Exception in thread "main" org.apache.spark.SparkException: Task not serializable
at org.apache.spark.util.ClosureCleaner$.ensureSerializable(ClosureCleaner.scala:403)
at org.apache.spark.util.ClosureCleaner$.clean(ClosureCleaner.scala:393)
at org.apache.spark.util.ClosureCleaner$.clean(ClosureCleaner.scala:162)
at org.apache.spark.SparkContext.clean(SparkContext.scala:2326)
at org.apache.spark.rdd.RDD.$anonfun$mapPartitionsWithIndex$1(RDD.scala:850)
at org.apache.spark.rdd.RDDOperationScope$.withScope(RDDOperationScope.scala:151)
at org.apache.spark.rdd.RDDOperationScope$.withScope(RDDOperationScope.scala:112)
at org.apache.spark.rdd.RDD.withScope(RDD.scala:363)
at org.apache.spark.rdd.RDD.mapPartitionsWithIndex(RDD.scala:849)
at org.apache.spark.sql.execution.WholeStageCodegenExec.doExecute(WholeStageCodegenExec.scala:630)
at org.apache.spark.sql.execution.SparkPlan.$anonfun$execute$1(SparkPlan.scala:131)
at org.apache.spark.sql.execution.SparkPlan.$anonfun$executeQuery$1(SparkPlan.scala:155)
at org.apache.spark.rdd.RDDOperationScope$.withScope(RDDOperationScope.scala:151)
at org.apache.spark.sql.execution.SparkPlan.executeQuery(SparkPlan.scala:152)
at org.apache.spark.sql.execution.SparkPlan.execute(SparkPlan.scala:127)
at org.apache.spark.sql.execution.SparkPlan.getByteArrayRdd(SparkPlan.scala:247)

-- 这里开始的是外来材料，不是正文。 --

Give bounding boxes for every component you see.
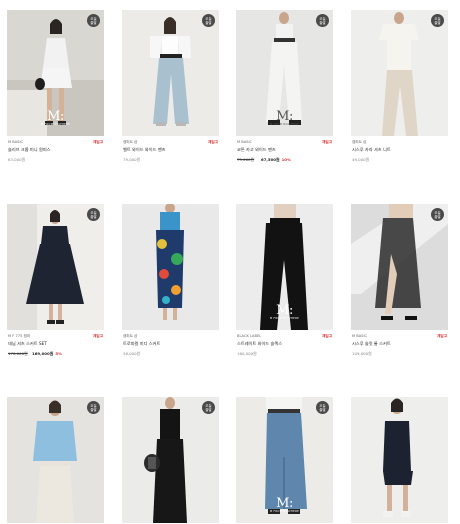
product-grid: 오늘 출발 M: M FROM NOWHERE M BASIC 재입고 슬리브 크롭 … (0, 0, 460, 524)
product-card[interactable]: 캠퍼트 샵 트로피컬 미디 스커트 56,000원 (122, 204, 219, 357)
product-image[interactable]: M: M FROM NOWHERE (236, 204, 333, 330)
product-card[interactable]: 오늘 출발 M: M FROM NOWHERE M BASIC 재입고 슬리브 크롭 … (7, 10, 104, 163)
product-image[interactable]: 오늘 출발 (122, 10, 219, 136)
product-image[interactable]: 오늘 출발 (351, 204, 448, 330)
original-price: 75,000원 (237, 157, 255, 162)
brand-name: M BASIC (8, 140, 24, 144)
original-price: 178,000원 (8, 351, 28, 356)
product-price: 49,000원 (352, 157, 370, 162)
product-image[interactable] (351, 397, 448, 523)
discount-rate: 10% (281, 157, 291, 162)
product-price: 63,000원 (8, 157, 26, 162)
same-day-badge: 오늘 출발 (87, 208, 100, 221)
product-name[interactable]: 시스루 카라 셔츠 니트 (352, 147, 448, 153)
product-card[interactable]: 오늘 출발 캠퍼트 샵 재입고 벨트 와이드 와이드 팬츠 79,000원 (122, 10, 219, 163)
same-day-badge: 오늘 출발 (316, 14, 329, 27)
brand-name: M F 775 캠퍼 (8, 334, 31, 338)
product-image[interactable]: 오늘 출발 (7, 397, 104, 523)
product-name[interactable]: 슬리브 크롭 미니 원피스 (8, 147, 104, 153)
product-card[interactable]: 오늘 출발 캠퍼트 샵 시스루 카라 셔츠 니트 49,000원 (351, 10, 448, 163)
product-image[interactable]: 오늘 출발 M: M FROM NOWHERE (236, 10, 333, 136)
product-card[interactable] (351, 397, 448, 523)
product-name[interactable]: 데님 셔츠 스커트 SET (8, 341, 104, 347)
product-name[interactable]: 트로피컬 미디 스커트 (123, 341, 219, 347)
same-day-badge: 오늘 출발 (202, 14, 215, 27)
product-price: 160,000원 (237, 351, 257, 356)
same-day-badge: 오늘 출발 (431, 14, 444, 27)
brand-logo: M: M FROM NOWHERE (269, 303, 300, 320)
product-card[interactable]: 오늘 출발 M BASIC 재입고 시스루 슬릿 롱 스커트 109,000원 (351, 204, 448, 357)
brand-name: 캠퍼트 샵 (352, 140, 367, 144)
product-card[interactable]: 오늘 출발 (122, 397, 219, 523)
restock-tag: 재입고 (208, 140, 218, 144)
product-image[interactable] (122, 204, 219, 330)
product-card[interactable]: M: M FROM NOWHERE BLACK LABEL 재입고 스트레이트 와이… (236, 204, 333, 357)
product-name[interactable]: 벨트 와이드 와이드 팬츠 (123, 147, 219, 153)
restock-tag: 재입고 (93, 140, 103, 144)
same-day-badge: 오늘 출발 (87, 14, 100, 27)
restock-tag: 재입고 (437, 334, 447, 338)
product-card[interactable]: 오늘 출발 M: M FROM NOWHERE M BASIC 재입고 코튼 카고 와… (236, 10, 333, 163)
product-name[interactable]: 코튼 카고 와이드 팬츠 (237, 147, 333, 153)
product-price: 79,000원 (123, 157, 141, 162)
product-image[interactable]: 오늘 출발 (7, 204, 104, 330)
brand-name: 캠퍼트 샵 (123, 334, 138, 338)
brand-logo: M: M FROM NOWHERE (269, 109, 300, 126)
product-image[interactable]: 오늘 출발 (122, 397, 219, 523)
discount-rate: 5% (55, 351, 62, 356)
product-price: 56,000원 (123, 351, 141, 356)
sale-price: 169,000원 (32, 351, 54, 356)
product-image[interactable]: 오늘 출발 M: M FROM NOWHERE (236, 397, 333, 523)
restock-tag: 재입고 (322, 140, 332, 144)
product-image[interactable]: 오늘 출발 M: M FROM NOWHERE (7, 10, 104, 136)
brand-name: M BASIC (237, 140, 253, 144)
same-day-badge: 오늘 출발 (202, 401, 215, 414)
brand-name: M BASIC (352, 334, 368, 338)
restock-tag: 재입고 (93, 334, 103, 338)
product-name[interactable]: 시스루 슬릿 롱 스커트 (352, 341, 448, 347)
brand-name: BLACK LABEL (237, 334, 262, 338)
product-card[interactable]: 오늘 출발 M: M FROM NOWHERE (236, 397, 333, 523)
brand-name: 캠퍼트 샵 (123, 140, 138, 144)
product-name[interactable]: 스트레이트 와이드 슬랙스 (237, 341, 333, 347)
product-card[interactable]: 오늘 출발 (7, 397, 104, 523)
product-price: 109,000원 (352, 351, 372, 356)
sale-price: 67,500원 (261, 157, 280, 162)
same-day-badge: 오늘 출발 (431, 208, 444, 221)
brand-logo: M: M FROM NOWHERE (40, 109, 71, 126)
product-image[interactable]: 오늘 출발 (351, 10, 448, 136)
product-card[interactable]: 오늘 출발 M F 775 캠퍼 재입고 데님 셔츠 스커트 SET 178,000… (7, 204, 104, 357)
same-day-badge: 오늘 출발 (316, 401, 329, 414)
brand-logo: M: M FROM NOWHERE (269, 496, 300, 513)
restock-tag: 재입고 (322, 334, 332, 338)
same-day-badge: 오늘 출발 (87, 401, 100, 414)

at org.apache.spark.sql.execution.SparkPlan.executeTake(SparkPlan.scala:339)
at org.apache.spark.sql.execution.CollectLimitExec.executeCollect(limit.scala:38)
at org.apache.spark.sql.Dataset.collectFromPlan(Dataset.scala:3389)
at org.apache.spark.sql.Dataset.$anonfun$head$1(Dataset.scala:2550)
at org.apache.spark.sql.Dataset.$anonfun$withAction$2(Dataset.scala:3370)
at org.apache.spark.sql.execution.SQLExecution$.$anonfun$withNewExecutionId$1(SQLExecution.scala:78)
at org.apache.spark.sql.execution.SQLExecution$.withSQLConfPropagated(SQLExecution.scala:125)
at org.apache.spark.sql.execution.SQLExecution$.withNewExecutionId(SQLExecution.scala:73)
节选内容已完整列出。